Recently I received an email notification about this blog post in my inbox. It took me a little off guard because I didn’t remember when I had subscribed to this particular blog. But when I read the post I remembered. It had just been a long time since the blog had updated.
In the post itself the blog’s author discussed how growing doubt and uncertainty had kept her from posting anything in over a month, how that she had agonized over whether her writing was really good enough and how people would receive her work. It was a beautifully written piece, and I thought it was terribly courageous for this woman to share her fears so freely.
She’s not the only one with this problem either. I suffer from the same thing every week, and I suspect some of you do too.
“But Albert,” you may say, “Your blog updates every day (barring Sundays.) Surely you’ve conquered those demons of self doubt by now.”
Nope. Sorry to say I haven’t. See I suffer from a little thing called perfectionitis. Totally a real disorder. Not one I just made up as I was typing that sentence at all.
Perfectionitis is that feeling you get when you look back over your blog post and it just doesn’t look quite right. Something’s off. Maybe it doesn’t flow the way you wanted it to. Maybe it meanders from the originally prescribed topic. Maybe you can’t think of a third thing for your list of maybes.
You start to panic. “This is crap,” you think to yourself. “If I post this they’ll eat me alive. All my followers will leave and never return. Oh despair!”
You’re going off the rails. What you really need is a healthy dose of Truth to straighten you out. So here goes:
Truth Number One: your blog is not perfect.
Face it. You made a mistake somewhere along the way.
There’s a typo in your post somewhere. That sentence you’re closing the post with just doesn’t really give a good feeling of conclusion. You can’t think of a good third thing in your list of things that might be wrong with a blog post (seriously this one gets me every time.)
Whatever. Nobody’s perfect. I’m not perfect. You’re not perfect. We aren’t going to bat a thousand every game. This is a fact of life. Deal with it.
Fact Number Two: it doesn’t matter.
Here’s a little tidbit that will shock your socks off: Your readers do not hate you. They are not sitting at the edge of their chairs peering into their screens and thinking, “Aha! I found a typo! All my months of waiting have finally paid off. To the comments!”
Probably they’re people just like you. They’re reading your blog because they think you might have something interesting to say. The truth is, most people want to like your blog.
They aren’t looking for a reason to leave. They’re looking for a reason to stay.
You do not have to be perfect.
Fact Number Three: consistency is just as important as quality.
Please note that I did not say that quality is unimportant. This is another area where you need that magic quality of balance. Yes, you should be concerned with how well you’ve written your blog. Yes, you should check your work as best you can.
But if you can’t get it perfect post it anyway.
Here’s a fact that probably won’t shock you.
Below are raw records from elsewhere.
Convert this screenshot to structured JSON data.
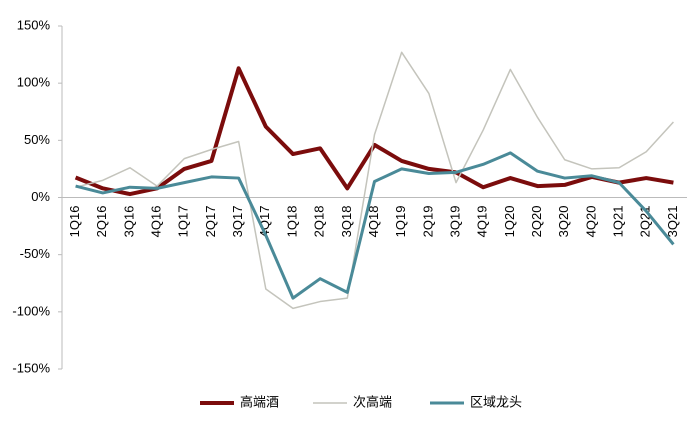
{
  "chart_data": {
    "type": "line",
    "categories": [
      "1Q16",
      "2Q16",
      "3Q16",
      "4Q16",
      "1Q17",
      "2Q17",
      "3Q17",
      "4Q17",
      "1Q18",
      "2Q18",
      "3Q18",
      "4Q18",
      "1Q19",
      "2Q19",
      "3Q19",
      "4Q19",
      "1Q20",
      "2Q20",
      "3Q20",
      "4Q20",
      "1Q21",
      "2Q21",
      "3Q21"
    ],
    "series": [
      {
        "name": "高端酒",
        "color": "#7b0c0c",
        "values": [
          17.5,
          8,
          3,
          8,
          25,
          32,
          113,
          62,
          38,
          43,
          8,
          46,
          32,
          25,
          22,
          9,
          17,
          10,
          11,
          18,
          13,
          17,
          13
        ]
      },
      {
        "name": "次高端",
        "color": "#c4c4bc",
        "values": [
          9,
          15,
          26,
          10,
          34,
          42,
          49,
          -80,
          -97,
          -91,
          -88,
          55,
          127,
          91,
          13,
          59,
          112,
          70,
          33,
          25,
          26,
          40,
          66
        ]
      },
      {
        "name": "区域龙头",
        "color": "#4a8a98",
        "values": [
          10,
          4,
          9,
          8,
          13,
          18,
          17,
          -33,
          -88,
          -71,
          -83,
          14,
          25,
          21,
          22,
          29,
          39,
          23,
          17,
          19,
          13,
          -12,
          -41
        ]
      }
    ],
    "ylim": [
      -150,
      150
    ],
    "yticks": [
      {
        "value": -150,
        "label": "-150%"
      },
      {
        "value": -100,
        "label": "-100%"
      },
      {
        "value": -50,
        "label": "-50%"
      },
      {
        "value": 0,
        "label": "0%"
      },
      {
        "value": 50,
        "label": "50%"
      },
      {
        "value": 100,
        "label": "100%"
      },
      {
        "value": 150,
        "label": "150%"
      }
    ],
    "grid": false
  }
}
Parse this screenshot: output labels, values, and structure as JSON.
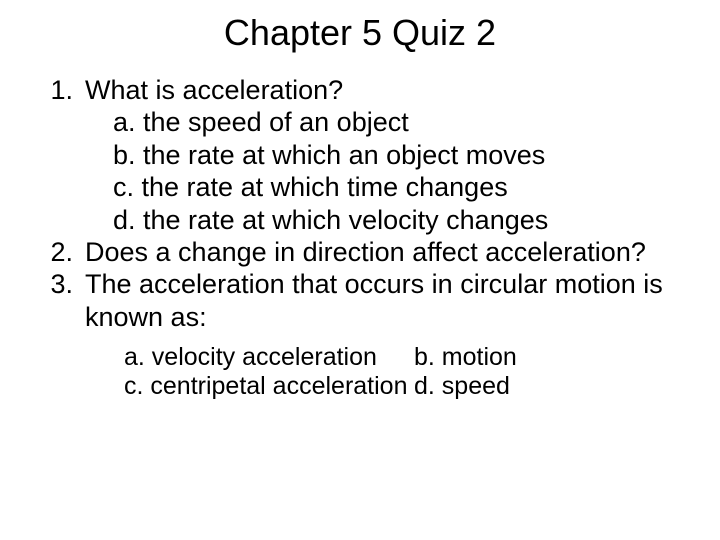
{
  "title": "Chapter 5 Quiz 2",
  "questions": [
    {
      "number": "1.",
      "text": "What is acceleration?",
      "choices": [
        "a. the speed of an object",
        "b. the rate at which an object moves",
        "c. the rate at which time changes",
        "d. the rate at which velocity changes"
      ]
    },
    {
      "number": "2.",
      "text": "Does a change in direction affect acceleration?"
    },
    {
      "number": "3.",
      "text": "The acceleration that occurs in circular motion is known as:"
    }
  ],
  "q3_choices": {
    "a": "a. velocity acceleration",
    "b": "b. motion",
    "c": "c. centripetal acceleration",
    "d": "d. speed"
  },
  "colors": {
    "background": "#ffffff",
    "text": "#000000"
  },
  "typography": {
    "title_fontsize": 36,
    "body_fontsize": 27,
    "q3_choice_fontsize": 25,
    "font_family": "Arial"
  }
}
Almost every website that I visit regularly updates regularly. My favourite blogs are the ones that have new posts multiple times a week. And not all those posts have to be perfect and wonderful for me to keep coming back to those blogs.
A while back, Chuck Wendig made a few posts about playing the game Minecraft. I have zero interest in Minecraft, but I didn’t say, “Well Chucky I’ll be taking my blog reading services elsewhere thank you very much.” Because the next day he had another post and another one on the day after that, they had something I could learn from.
Bottom line is this: we are creatures of habit. If you post the single greatest blog post in the history of the world and then stop, chances are no one is going to notice. If you want to gain any kind of following you have to keep pushing through that demon of doubt.
And who knows? You might not love that blog post but someone else might. Often we criticize ourselves so harshly we forget to see the good in our work.
So that’s my two cents worth. I hope that it’s given you some encouragement. But if not, then stick around. I’ll try something else tommorow.